Sometimes there are especially a couple of them who seem so close. Perhaps it’s a mother and daughter who are together so often that they seem more like twin sisters.
It’s significant that even when she’s a mother herself, this now grown-up daughter always seeks the advice of her mother when making decisions and choices for her own children. Sometimes there is nothing in all of this, and it really is just a loving close family.
But other times because one or both of the parents have been trying to heal themselves through their children, they simply cannot let them go in the way that parents need to let their children go off to live their own lives when they become young adults.
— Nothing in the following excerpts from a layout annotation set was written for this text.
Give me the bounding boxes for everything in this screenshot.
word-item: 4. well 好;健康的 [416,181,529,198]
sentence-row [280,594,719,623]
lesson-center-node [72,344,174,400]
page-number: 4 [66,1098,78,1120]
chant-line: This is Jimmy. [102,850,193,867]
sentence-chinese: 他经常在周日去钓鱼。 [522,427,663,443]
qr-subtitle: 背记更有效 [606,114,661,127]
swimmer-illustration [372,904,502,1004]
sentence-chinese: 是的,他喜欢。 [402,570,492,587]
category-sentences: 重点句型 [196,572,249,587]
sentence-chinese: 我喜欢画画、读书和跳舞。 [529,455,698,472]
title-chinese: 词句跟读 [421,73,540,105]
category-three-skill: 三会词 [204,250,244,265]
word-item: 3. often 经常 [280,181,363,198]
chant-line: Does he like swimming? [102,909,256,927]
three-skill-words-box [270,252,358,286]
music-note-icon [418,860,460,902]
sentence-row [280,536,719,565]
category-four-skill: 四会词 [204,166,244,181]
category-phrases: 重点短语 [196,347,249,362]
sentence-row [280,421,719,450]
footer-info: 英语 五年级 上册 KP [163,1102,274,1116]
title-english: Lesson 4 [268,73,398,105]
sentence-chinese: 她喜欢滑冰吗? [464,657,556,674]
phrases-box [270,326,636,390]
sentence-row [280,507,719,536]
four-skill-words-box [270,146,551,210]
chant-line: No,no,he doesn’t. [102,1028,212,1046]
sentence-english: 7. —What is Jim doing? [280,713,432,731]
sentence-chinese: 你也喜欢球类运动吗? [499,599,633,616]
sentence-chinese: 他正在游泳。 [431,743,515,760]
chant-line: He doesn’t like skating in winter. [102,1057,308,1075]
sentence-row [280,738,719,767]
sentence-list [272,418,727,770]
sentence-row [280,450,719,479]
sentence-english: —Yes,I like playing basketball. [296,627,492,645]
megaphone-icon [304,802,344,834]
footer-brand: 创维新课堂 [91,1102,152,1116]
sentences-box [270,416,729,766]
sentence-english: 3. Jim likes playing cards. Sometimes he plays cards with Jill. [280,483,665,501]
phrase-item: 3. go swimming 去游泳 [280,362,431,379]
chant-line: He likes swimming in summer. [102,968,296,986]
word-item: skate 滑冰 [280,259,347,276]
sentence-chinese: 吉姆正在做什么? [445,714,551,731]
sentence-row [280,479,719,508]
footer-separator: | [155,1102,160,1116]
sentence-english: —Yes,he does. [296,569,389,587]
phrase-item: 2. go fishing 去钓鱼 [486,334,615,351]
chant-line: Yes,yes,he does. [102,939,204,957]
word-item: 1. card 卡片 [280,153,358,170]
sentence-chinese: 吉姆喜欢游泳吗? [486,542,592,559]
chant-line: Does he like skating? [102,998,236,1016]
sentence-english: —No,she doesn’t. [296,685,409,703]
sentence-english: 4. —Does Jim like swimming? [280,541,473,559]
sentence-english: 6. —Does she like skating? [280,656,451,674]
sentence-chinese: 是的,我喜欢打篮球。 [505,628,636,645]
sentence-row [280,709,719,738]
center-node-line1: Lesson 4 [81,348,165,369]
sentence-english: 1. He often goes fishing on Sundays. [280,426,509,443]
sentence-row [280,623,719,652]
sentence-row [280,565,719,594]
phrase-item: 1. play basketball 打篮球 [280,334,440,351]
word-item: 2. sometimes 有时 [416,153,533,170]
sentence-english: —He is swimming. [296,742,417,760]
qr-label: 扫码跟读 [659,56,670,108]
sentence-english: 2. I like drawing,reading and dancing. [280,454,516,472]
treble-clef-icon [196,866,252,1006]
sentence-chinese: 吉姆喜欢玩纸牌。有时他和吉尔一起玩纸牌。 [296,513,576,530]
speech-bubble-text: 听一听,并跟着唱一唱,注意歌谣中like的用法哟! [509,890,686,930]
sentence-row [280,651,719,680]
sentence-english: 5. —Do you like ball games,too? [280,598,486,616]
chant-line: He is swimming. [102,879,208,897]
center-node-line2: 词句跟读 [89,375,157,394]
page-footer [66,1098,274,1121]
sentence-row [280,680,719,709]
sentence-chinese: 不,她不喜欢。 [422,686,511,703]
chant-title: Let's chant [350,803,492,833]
In turn this emotional need for each other can often be traced back through the generations.
How to heal
In mental health terms, the real solution is always an inside job. To heal, people have to look inside themselves, not try to fix themselves with anything external or through anyone else.
This is why addictions – be it to drink, drugs or a process addiction such as work or gambling – never work. People can also become addicted to relationships, and this is the basis for what is known as codependency.
Melody Beattie, author of self-help books on codependent relationships, including the bestselling Codependent No More: How to Stop Controlling Others and Start Caring for Yourself wrote: “A codependent person is one who has let another person’s behaviour affect him or her, and who is obsessed with controlling that person’s behaviour.”
Clearly, this sort of relationship is not healthy for anyone. Thankfully, there are proven successful solutions if someone sees the help of a person with expertise in this.
It doesn’t have to mean stopping having any contact with someone in the family or loving them any less. But it does mean looking inside and at childhood – and making some realisations that will help with becoming healthily independent.